For the database for sure. I'm talking static content though. A DDoS often it won't even get to the database layer, it will just be flooding SYN packets. My point was moreso the fact that it would be hard for TD to build their own Cloudflare especially when they already have all the other complexities they deal with.
So (bless you for taking your time) how is this present level of Cloudflare working? It seems as if I -- a user who has logged on maybe a dozen times in TDW's history, so my session cookies are very long lived and I've never hit TDW with any script-like behavior -- when I go into total bicycle mode I am forced to conclude my session cookies are NOT being whitelisted at the front end.
Does whitelisting strings given to Cloudflare, such as the small gobblegook in my (valid, real human) session ID, cost extra money or is a limited resource?

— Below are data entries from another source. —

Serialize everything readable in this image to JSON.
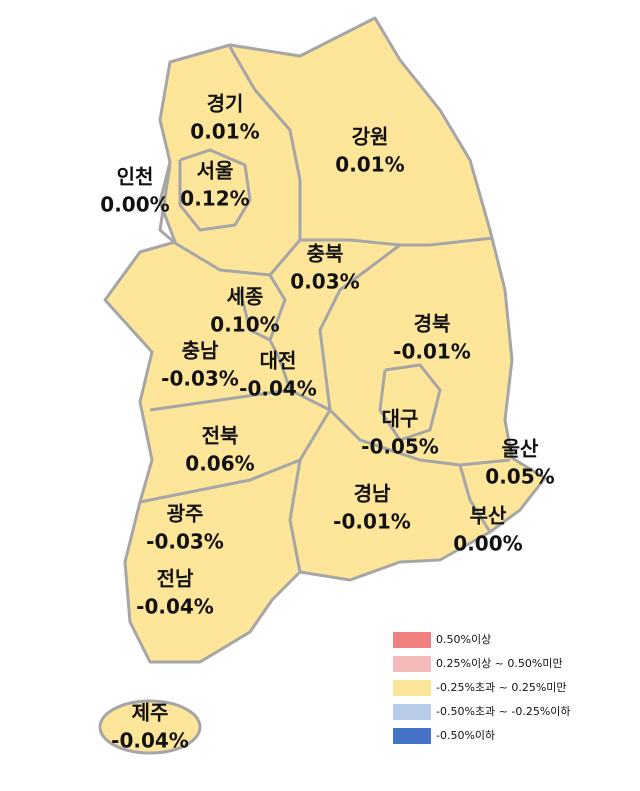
{
  "regions": [
    {
      "name": "경기",
      "value": "0.01%"
    },
    {
      "name": "강원",
      "value": "0.01%"
    },
    {
      "name": "인천",
      "value": "0.00%"
    },
    {
      "name": "서울",
      "value": "0.12%"
    },
    {
      "name": "충북",
      "value": "0.03%"
    },
    {
      "name": "세종",
      "value": "0.10%"
    },
    {
      "name": "충남",
      "value": "-0.03%"
    },
    {
      "name": "대전",
      "value": "-0.04%"
    },
    {
      "name": "경북",
      "value": "-0.01%"
    },
    {
      "name": "대구",
      "value": "-0.05%"
    },
    {
      "name": "울산",
      "value": "0.05%"
    },
    {
      "name": "전북",
      "value": "0.06%"
    },
    {
      "name": "경남",
      "value": "-0.01%"
    },
    {
      "name": "부산",
      "value": "0.00%"
    },
    {
      "name": "광주",
      "value": "-0.03%"
    },
    {
      "name": "전남",
      "value": "-0.04%"
    },
    {
      "name": "제주",
      "value": "-0.04%"
    }
  ],
  "legend": [
    {
      "label": "0.50%이상",
      "color": "#f08080"
    },
    {
      "label": "0.25%이상 ~ 0.50%미만",
      "color": "#f4b9b9"
    },
    {
      "label": "-0.25%초과 ~ 0.25%미만",
      "color": "#fde59a"
    },
    {
      "label": "-0.50%초과 ~ -0.25%이하",
      "color": "#b8cbe8"
    },
    {
      "label": "-0.50%이하",
      "color": "#4472c4"
    }
  ]
}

From how you describe it Cloudflare is trying to identify sessions to blacklist. The DDoSers have thousands of zombie sessions and they start to issue (slow for each but lots en masse) zombie clicks and from what I've learned, resource intensive ops like searches, at the same time?
Mods are cagey to discuss it but as an old IT Boomer who invented the Internet (it wuz me I swear) I'm curious about how it's being done with a thought to better (especially cheap) countermeasures.
You have explained it VERY well -- OSI 4 says it all. Sucks. Without a front end that completely accepts the https request headers and performs cookie-based whitelisting there is no way I could easily be declared a 'friendly'.
Now it just so happens that my public IPv4 source could identify me as friendly, but I know there are so many massively-NATed networks out there that bad actors could hide behind.
I am assuming Cloudflare does have the customer's https privates and does have the ability to see through TLS if they wanted to, right? Because they have to accept all connections and then hand off the good ones? That would be necessary to issue temporary redirects with Cloudflare junk added to the ?x=x request string.
When I think of session whitelisting it goes by stages of increasing desirability,
If session whitelisting could be achieved, in this or the next generation of front end infrastructure, then Website (such as TDWIN) might... instead of trying to identify bad logged-in actors when there is a flood, maintain a 'good citizen score' of logged-in users over time that eventually declares them human.
That makes sense. So the difficulty of DDoS attacks have got more complex overtime. In that case the key benefit of Cloudflare is they can probably identify rogue IP addresses much faster due to their size and serve up a captcha to try to reduce the problematic traffic. It certainly makes DDoS attacks harder by rate limiting abnormal refresh rates and other activity. T_D is holding up well so far.
Exactly. The nasty thing that has happened with DDOS attacks is they are mostly done by criminals for hire these days. They infect a huge number of PCs with malware and they act as Zombie machines that the DDOS gangs control, they either extort money from the victims or charge people by the hour for attacks.
I would say it is close to 100% that the DDOS attacks we have had is some leftist getting on a Tor site and buying a DDOS. Cloudflare is such a good service, our mods know what they are doing ensuring that protection right from the start.
Hopefully the mods stand a chance if Cloudflare does fall through. Would be interesting to see how http://vanwa.tech/ compares. 8kun seems to be up still.
Could always run multiple load balancers and use DNS load balancing which confounds DDoS attacks pretty well. Anycast can get weird as the global topology shifts around. e.g. a client in a threshold area may start a connection to one location and might have to finish in another. An edge case to be sure, but not impossible. Anycast would require genuine statelessness to work effectively which is doable with with some good planning around session AAA.